The following scanning and editing workflow is based on acquiring a ‘raw RGB’ scan without any image-specific scanner adjustments. This workflow is recommended for all demanding work, especially when the best possible match to the original is required.

  1. Scan each original with identical settings to the profiling scan, for example with highlight and shadow densities fixed at about 0.10 and 4.00 respectively. Do NOT set highlight or shadow on the scanner.
  2. Scan with USM disabled.
  3. In Photoshop 6 (or higher), assign the scanner profile then (optionally) convert the image to an RGB working space like DonRGB4 or BestRGB.

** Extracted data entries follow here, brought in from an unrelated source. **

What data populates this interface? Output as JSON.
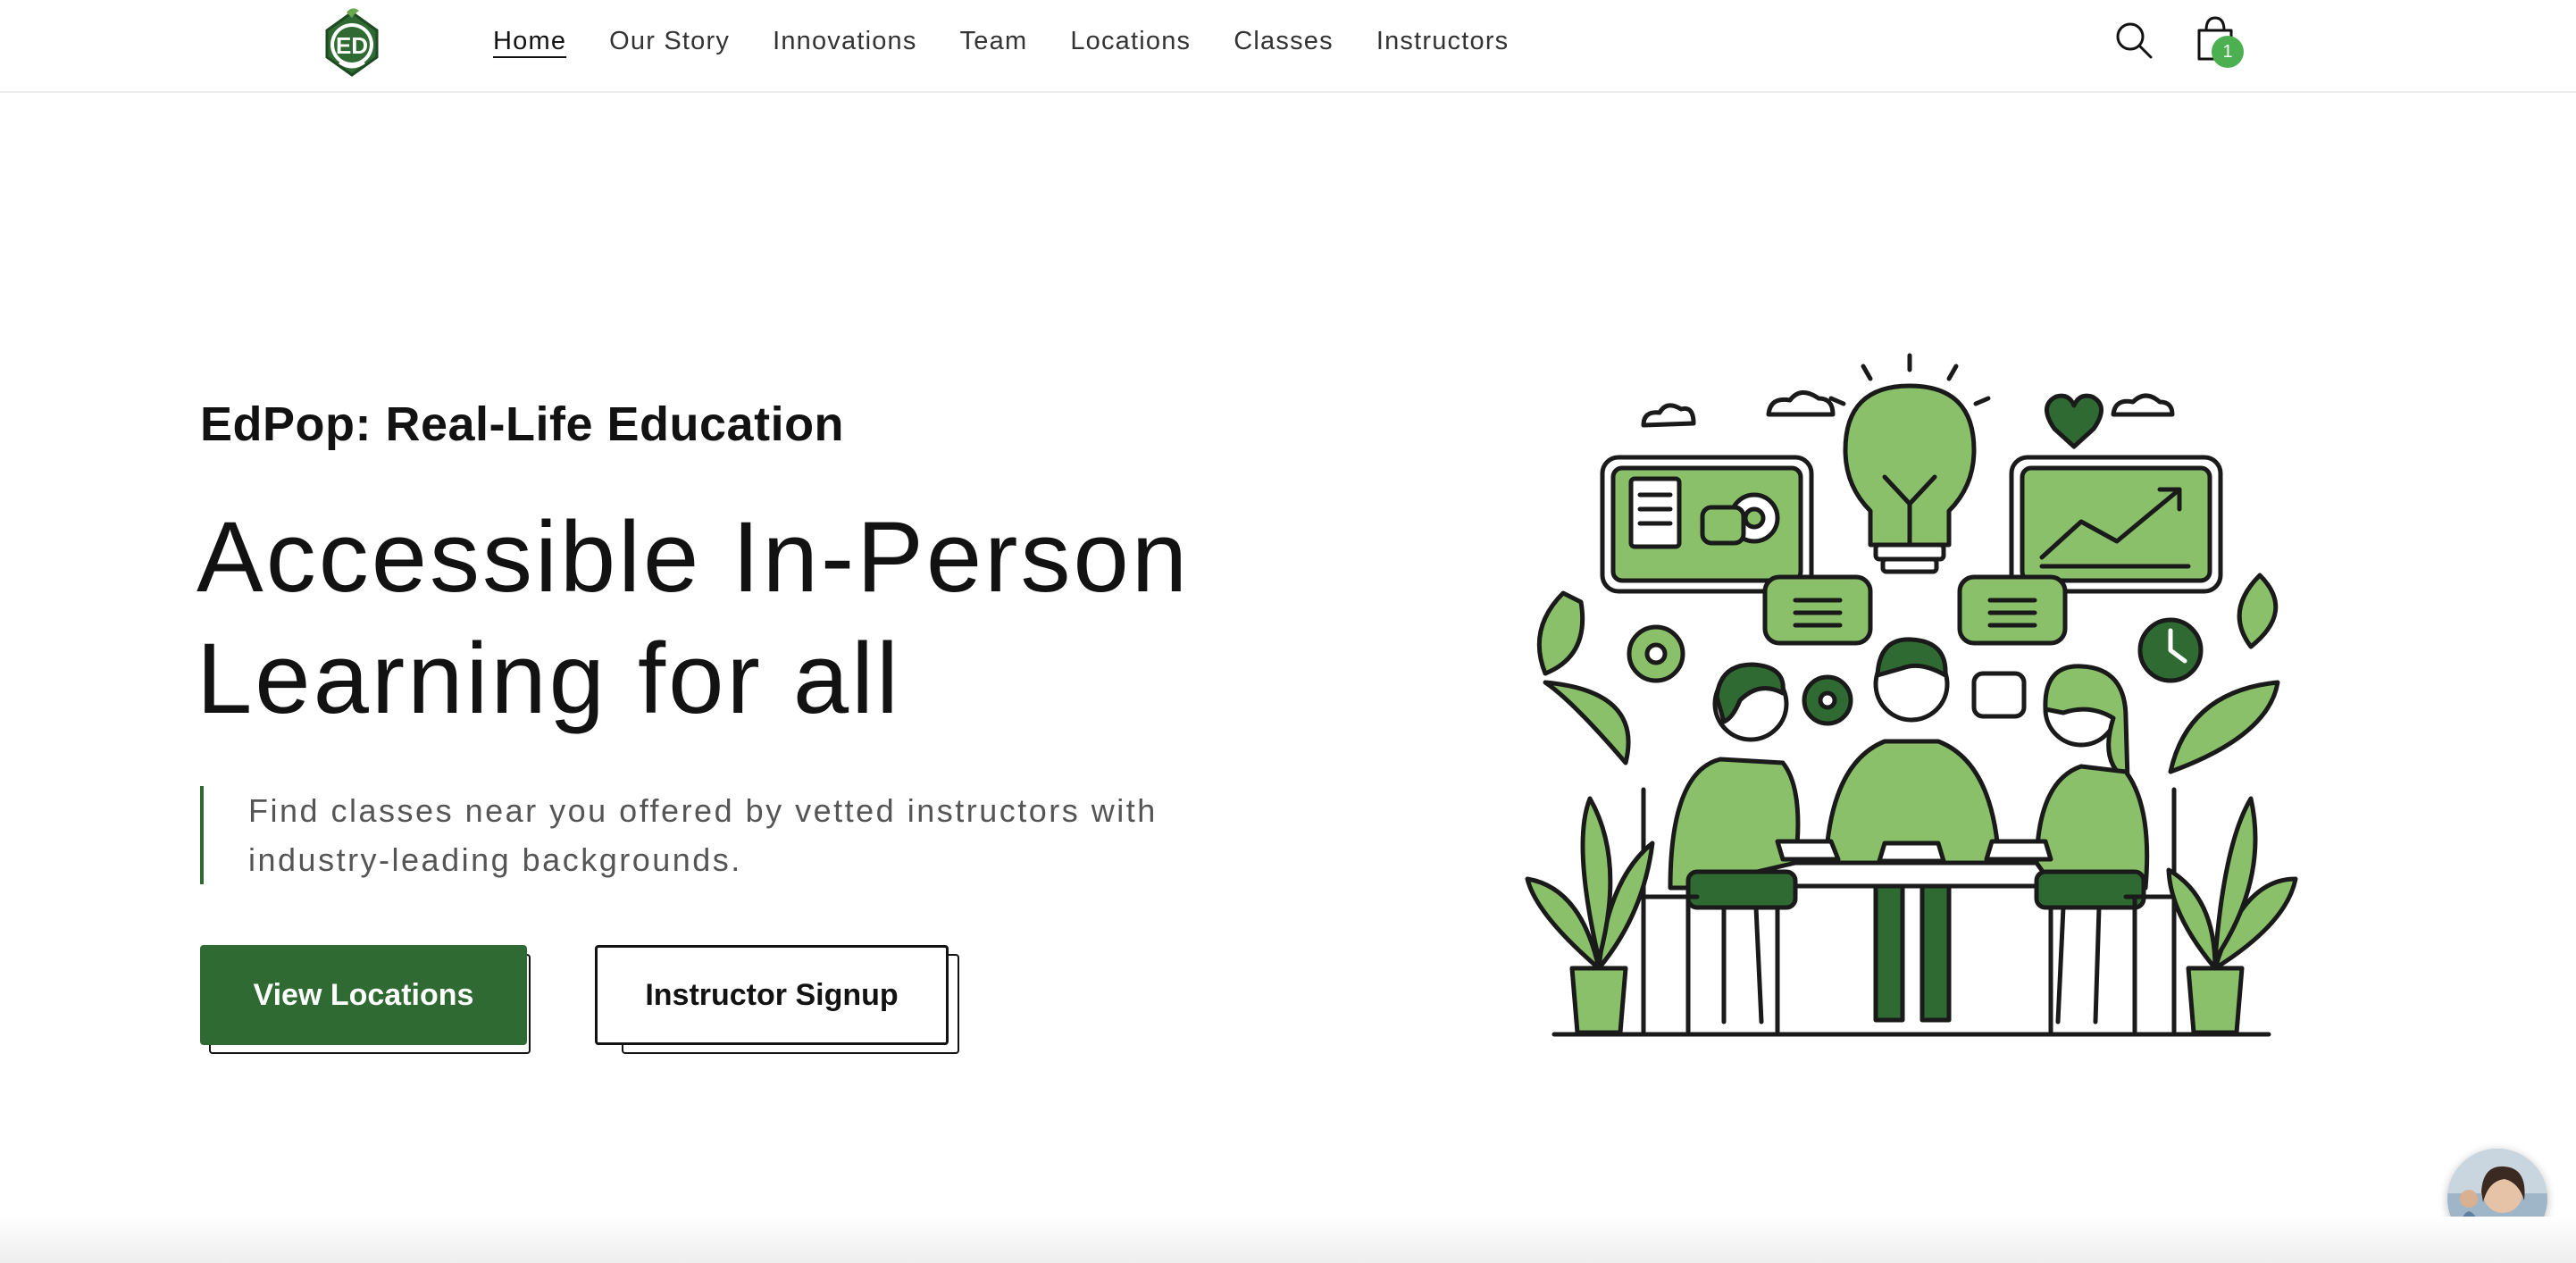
{
  "brand": {
    "logo_text": "ED",
    "logo_color": "#2f6a33"
  },
  "nav": {
    "items": [
      {
        "label": "Home",
        "active": true
      },
      {
        "label": "Our Story"
      },
      {
        "label": "Innovations"
      },
      {
        "label": "Team"
      },
      {
        "label": "Locations"
      },
      {
        "label": "Classes"
      },
      {
        "label": "Instructors"
      }
    ]
  },
  "header_icons": {
    "search": "search-icon",
    "cart": "shopping-bag-icon",
    "cart_count": "1"
  },
  "hero": {
    "eyebrow": "EdPop: Real-Life Education",
    "headline": "Accessible In-Person Learning for all",
    "description": "Find classes near you offered by vetted instructors with industry-leading backgrounds.",
    "primary_button": "View Locations",
    "secondary_button": "Instructor Signup"
  },
  "colors": {
    "accent": "#2f6a33",
    "illustration_green": "#8bc06a",
    "badge": "#4caf50"
  }
}
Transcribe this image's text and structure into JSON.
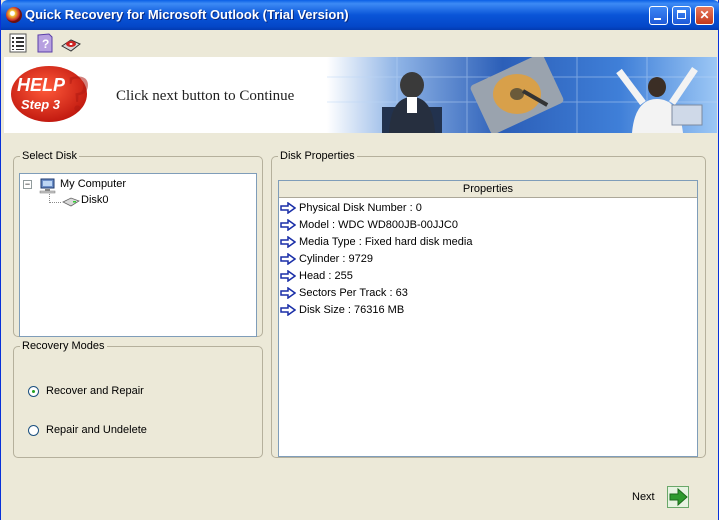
{
  "window": {
    "title": "Quick Recovery for Microsoft Outlook (Trial Version)",
    "minimize_glyph": "_",
    "maximize_glyph": "□",
    "close_glyph": "✕"
  },
  "toolbar": {
    "icons": [
      "list-icon",
      "help-icon",
      "disk-icon"
    ]
  },
  "banner": {
    "help_word": "HELP",
    "step_label": "Step 3",
    "instruction": "Click next button to Continue"
  },
  "select_disk": {
    "legend": "Select Disk",
    "tree": {
      "expander": "−",
      "root": "My Computer",
      "children": [
        "Disk0"
      ]
    }
  },
  "disk_properties": {
    "legend": "Disk Properties",
    "column_header": "Properties",
    "rows": [
      "Physical Disk Number : 0",
      "Model   : WDC WD800JB-00JJC0",
      "Media Type   : Fixed hard disk media",
      "Cylinder   : 9729",
      "Head   : 255",
      "Sectors Per Track    : 63",
      "Disk Size  : 76316 MB"
    ]
  },
  "recovery_modes": {
    "legend": "Recovery Modes",
    "options": [
      {
        "label": "Recover and Repair",
        "selected": true
      },
      {
        "label": "Repair and Undelete",
        "selected": false
      }
    ]
  },
  "footer": {
    "next_label": "Next"
  },
  "colors": {
    "titlebar": "#0a55d8",
    "window_bg": "#ece9d8",
    "close_button": "#c3381c",
    "arrow": "#1a2fa8",
    "next_arrow": "#2e9a2e"
  }
}
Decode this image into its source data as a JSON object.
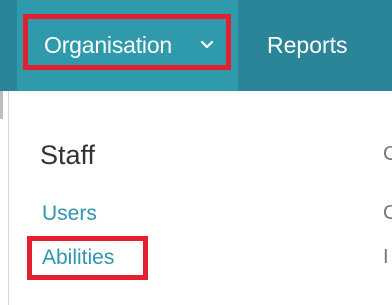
{
  "navbar": {
    "organisation_label": "Organisation",
    "reports_label": "Reports"
  },
  "dropdown": {
    "section_heading": "Staff",
    "links": [
      "Users",
      "Abilities"
    ],
    "cut_off_column": [
      "C",
      "C",
      "I"
    ]
  },
  "colors": {
    "nav_background": "#2a8598",
    "nav_active_background": "#2f9aab",
    "link_color": "#2f95b0",
    "highlight_border": "#e3202f",
    "heading_color": "#333333"
  },
  "icons": {
    "organisation_dropdown": "chevron-down-icon"
  }
}
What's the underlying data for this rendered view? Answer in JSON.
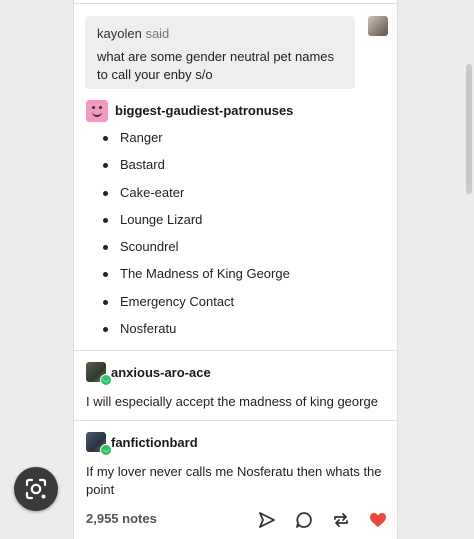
{
  "ask": {
    "username": "kayolen",
    "said_label": "said",
    "question": "what are some gender neutral pet names to call your enby s/o"
  },
  "reblog1": {
    "username": "biggest-gaudiest-patronuses",
    "items": [
      "Ranger",
      "Bastard",
      "Cake-eater",
      "Lounge Lizard",
      "Scoundrel",
      "The Madness of King George",
      "Emergency Contact",
      "Nosferatu"
    ]
  },
  "reblog2": {
    "username": "anxious-aro-ace",
    "comment": "I will especially accept the madness of king george"
  },
  "reblog3": {
    "username": "fanfictionbard",
    "comment": "If my lover never calls me Nosferatu then whats the point"
  },
  "footer": {
    "notes": "2,955 notes",
    "icons": [
      "share-icon",
      "reply-icon",
      "reblog-icon",
      "like-heart-icon"
    ]
  },
  "overlay": {
    "icon": "visual-search-lens-icon"
  },
  "colors": {
    "page_bg": "#ececec",
    "card_bg": "#ffffff",
    "ask_bg": "#eeeeee",
    "heart": "#e8483f",
    "badge_green": "#2cc46b",
    "avatar_pink": "#f49ac2"
  }
}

  4. View the image through the CMYK profile with the Command - Y function.
  5. Create an adjustment layer for Levels and set the optimum white and black point of the image.
  6. If necessary, create a Curves adjustment layer to lighten or darken the image or remove a color cast.
  7. If necessary, create a Hue/Saturation adjustment layer to correct specific colors.
  8. Save the RGB image with adjustment layers for use on subsequent corrections.
  9. Convert the image to CMYK by Image - Mode - Convert to Profile (Edit - Convert to Profile in Photoshop CS2) using either the Perceptual intent, or the Relative Colorimetric intent with Black Point Compensation on.
  10. Apply USM either to a duplicate background layer in the RGB file, or to the CMYK image after conversion.

NOTE: As with all workflows, accuracy and consistency are dependent on many factors, only one of which is the profile. This workflow does not necessarily guarantee perfect results.